I'm not aware of any libraries in Python to deal with validation of CSV files against a spec, but it really shouldn't be too hard to write.
import csv
import math
dataChecker = csv.reader(open('data.csv'))
for row in dataChecker:
if len(row) != 4:
print 'Invalid row length.'
return
my_int = int(row[2])
my_float = float(row[3])
if math.isnan(my_int):
print 'Bad int found'
return
if math.isnan(my_float):
print 'Bad float found'
return
print 'All good!'
Here's a small snippet I made:
import csv
f = csv.reader(open("test.csv"))
for value in f:
value[0] = str(value[0])
value[1] = str(value[1])
value[2] = int(value[2])
value[3] = float(value[3])
If you run that with a file that doesn't have the format your specified, you'll get an exception:
$ python valid.py
Traceback (most recent call last):
File "valid.py", line 8, in <module>
i[2] = int(i[2])
ValueError: invalid literal for int() with base 10: 'a3'
You can then make a try-except ValueError to catch it and let the users know what they did wrong.
There can be a lot of corner-cases for parsing CSV, so you probably don't want to try doing it "by hand". At least start with a package/library built-in to the language that you're using, even if it doesn't do all the "verification" you can think of.

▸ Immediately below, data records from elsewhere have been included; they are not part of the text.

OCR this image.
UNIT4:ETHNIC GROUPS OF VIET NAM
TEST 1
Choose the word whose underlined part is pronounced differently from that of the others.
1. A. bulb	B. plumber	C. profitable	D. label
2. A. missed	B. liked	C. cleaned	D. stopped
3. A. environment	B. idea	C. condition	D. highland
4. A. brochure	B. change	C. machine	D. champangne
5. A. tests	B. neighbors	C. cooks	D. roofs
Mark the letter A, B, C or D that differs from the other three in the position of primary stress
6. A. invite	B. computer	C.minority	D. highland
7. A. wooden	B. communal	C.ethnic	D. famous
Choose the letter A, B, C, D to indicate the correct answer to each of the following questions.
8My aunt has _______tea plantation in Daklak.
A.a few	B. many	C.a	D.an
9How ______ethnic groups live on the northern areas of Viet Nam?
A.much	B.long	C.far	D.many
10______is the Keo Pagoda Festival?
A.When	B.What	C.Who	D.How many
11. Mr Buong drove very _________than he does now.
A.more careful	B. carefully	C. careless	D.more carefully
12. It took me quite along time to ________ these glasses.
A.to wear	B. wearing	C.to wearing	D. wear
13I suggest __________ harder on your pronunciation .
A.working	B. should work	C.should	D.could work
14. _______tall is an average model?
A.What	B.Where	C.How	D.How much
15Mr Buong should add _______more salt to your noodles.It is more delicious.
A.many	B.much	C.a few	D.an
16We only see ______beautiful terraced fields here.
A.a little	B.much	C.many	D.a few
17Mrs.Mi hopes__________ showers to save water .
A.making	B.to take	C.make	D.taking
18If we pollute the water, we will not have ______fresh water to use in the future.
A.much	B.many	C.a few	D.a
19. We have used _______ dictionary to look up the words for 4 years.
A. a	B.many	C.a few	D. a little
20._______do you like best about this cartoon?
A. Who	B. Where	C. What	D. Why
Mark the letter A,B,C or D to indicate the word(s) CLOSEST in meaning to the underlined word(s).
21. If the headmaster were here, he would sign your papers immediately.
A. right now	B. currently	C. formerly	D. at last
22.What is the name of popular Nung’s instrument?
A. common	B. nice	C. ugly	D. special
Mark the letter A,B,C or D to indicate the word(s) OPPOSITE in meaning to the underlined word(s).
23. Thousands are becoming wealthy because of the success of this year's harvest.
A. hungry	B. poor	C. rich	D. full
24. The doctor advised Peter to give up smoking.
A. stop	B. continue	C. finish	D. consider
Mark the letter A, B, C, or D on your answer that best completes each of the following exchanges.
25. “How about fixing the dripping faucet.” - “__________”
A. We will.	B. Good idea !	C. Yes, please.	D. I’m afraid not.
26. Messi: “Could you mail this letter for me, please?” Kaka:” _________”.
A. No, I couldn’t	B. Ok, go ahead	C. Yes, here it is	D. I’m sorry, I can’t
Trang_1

Once you get there, then examine the fields for your list of "illegal" chars, or examine the values in each field to determine they're valid (if you can do so). You also don't even need a regex for this task necessarily, but it may be more concise to do it that way.
You might also disallow embedded \r or \n, \0 or \t. Just loop through the fields and check them after you've loaded the data with your csv lib.
Try Cutplace. It verifies that tabluar data conforms to an interface control document.
Ideally, you want your filtering to be as restrictive as possible - the fewer things you allow, the fewer potential avenues of attack. For instance, a float or int field has a very small number of characters (and very few configurations of those characters) which should actually be allowed. String filtering should ideally be restricted to only what characters people would have a reason to input - without knowing the larger context it's hard to tell you exactly which you should allow, but at a bare minimum the string match regex should require quoting of strings and disallow anything that would terminate the string early.
Keep in mind, however, that some names may contain things like single quotes ("O'Neil", for instance) or dashes, so you couldn't necessarily rule those out.
Something like...
/"[a-zA-Z' -]+"/
...would probably be ideal for double-quoted strings which are supposed to contain names. You could replace the + with a {x,y} length min/max if you wanted to enforce certain lengths as well.